Make sure you understand the Car Class API, so you can do all the TODO's in all of the code blocks.
For implementing the auto-tuning algorithm in the final code block, you all
have your own assigned noise/drift parameters. Make sure to set the values
drift_angle, steering_noise, and
distance_noise to your assigned values in your final submission.
Failure to do so will result in a 10% deduction on your overall grade. This is
to ensure you are all tuning a controller for your own "car."

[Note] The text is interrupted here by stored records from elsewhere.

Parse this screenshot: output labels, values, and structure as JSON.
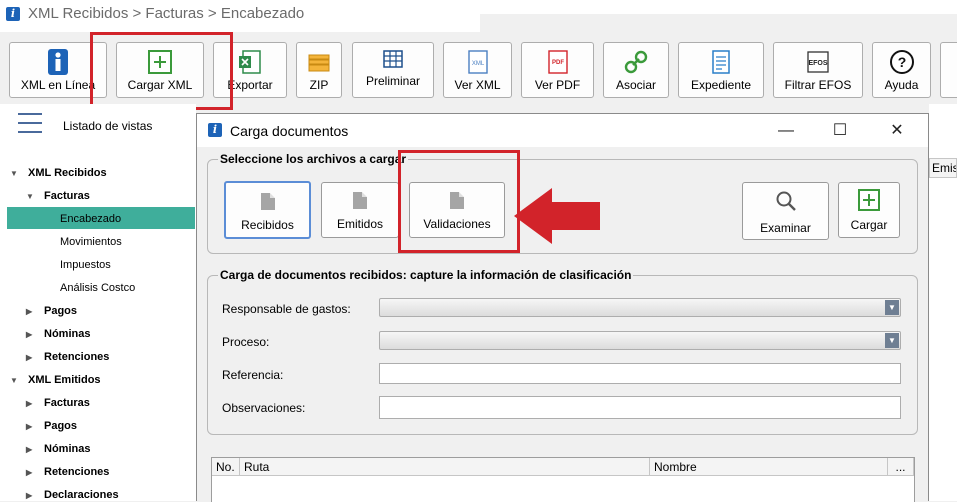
{
  "window": {
    "title": "XML Recibidos > Facturas > Encabezado"
  },
  "toolbar": {
    "buttons": [
      {
        "label": "XML en Línea"
      },
      {
        "label": "Cargar XML"
      },
      {
        "label": "Exportar"
      },
      {
        "label": "ZIP"
      },
      {
        "label": "Preliminar"
      },
      {
        "label": "Ver XML"
      },
      {
        "label": "Ver PDF"
      },
      {
        "label": "Asociar"
      },
      {
        "label": "Expediente"
      },
      {
        "label": "Filtrar EFOS"
      },
      {
        "label": "Ayuda"
      }
    ],
    "icon_text": {
      "xml": "XML",
      "pdf": "PDF",
      "efos": "EFOS",
      "help": "?"
    }
  },
  "sidebar": {
    "title": "Listado de vistas",
    "tree": [
      {
        "label": "XML Recibidos",
        "arrow": "▼"
      },
      {
        "label": "Facturas",
        "arrow": "▼"
      },
      {
        "label": "Encabezado"
      },
      {
        "label": "Movimientos"
      },
      {
        "label": "Impuestos"
      },
      {
        "label": "Análisis Costco"
      },
      {
        "label": "Pagos",
        "arrow": "▶"
      },
      {
        "label": "Nóminas",
        "arrow": "▶"
      },
      {
        "label": "Retenciones",
        "arrow": "▶"
      },
      {
        "label": "XML Emitidos",
        "arrow": "▼"
      },
      {
        "label": "Facturas",
        "arrow": "▶"
      },
      {
        "label": "Pagos",
        "arrow": "▶"
      },
      {
        "label": "Nóminas",
        "arrow": "▶"
      },
      {
        "label": "Retenciones",
        "arrow": "▶"
      },
      {
        "label": "Declaraciones",
        "arrow": "▶"
      }
    ]
  },
  "right_pane": {
    "partial_header": "Emis"
  },
  "dialog": {
    "title": "Carga documentos",
    "controls": {
      "minimize": "—",
      "maximize": "☐",
      "close": "✕"
    },
    "select_group": {
      "legend": "Seleccione los archivos a cargar",
      "buttons": {
        "recibidos": "Recibidos",
        "emitidos": "Emitidos",
        "validaciones": "Validaciones",
        "examinar": "Examinar",
        "cargar": "Cargar"
      }
    },
    "capture_group": {
      "legend": "Carga de documentos recibidos: capture la información de clasificación",
      "fields": {
        "responsable": {
          "label": "Responsable de gastos:",
          "value": ""
        },
        "proceso": {
          "label": "Proceso:",
          "value": ""
        },
        "referencia": {
          "label": "Referencia:",
          "value": ""
        },
        "observaciones": {
          "label": "Observaciones:",
          "value": ""
        }
      }
    },
    "grid": {
      "columns": [
        "No.",
        "Ruta",
        "Nombre",
        "..."
      ]
    }
  },
  "colors": {
    "selection": "#3fae9b",
    "annotation_red": "#d2232a",
    "brand_blue": "#1d63b7"
  }
}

You may find your assigned values drift_angle,
steering_noise, and distance_noise, in that order,
below:
Calvin : 10.0, 0.10, 0.10 Daniel : 25.0, 0.05, 0.10 Faraz : -15.0, 0.10, 0.05 Frank : -20.0, 0.02, 0.02 Griffin : -10.0, 0.15, 0.05 Jeff : 15.0, 0.05, 0.15 Kolin : 5.00, 0.05, 0.25 Victoria: 15.0, 0.05, 0.10 Wenda : -10.0, 0.10, 0.10 Toshi : 25.0, 0.15, 0.05
Try your best to minimize overshoot, ringing, provide a reasonable settling
time, etc. You will probably find that using the run() function
with the twiddle algorithm does not result in a desirable car ride. This has
much to do with the fact that the cost function defined in the
run() function does not try to achieve any sort of desirable rise
time, setting time, etc. It just tries to minimize the average cross-track
error.
While not required, extra credit will be given to anyone who defines his/her own unique cost function that is able to tune the controller in more useful ways...Feel free to modify the twiddle algorithm as needed as well.
Submission
You may submit the jupyter notebook as is or as a zip file on canvas.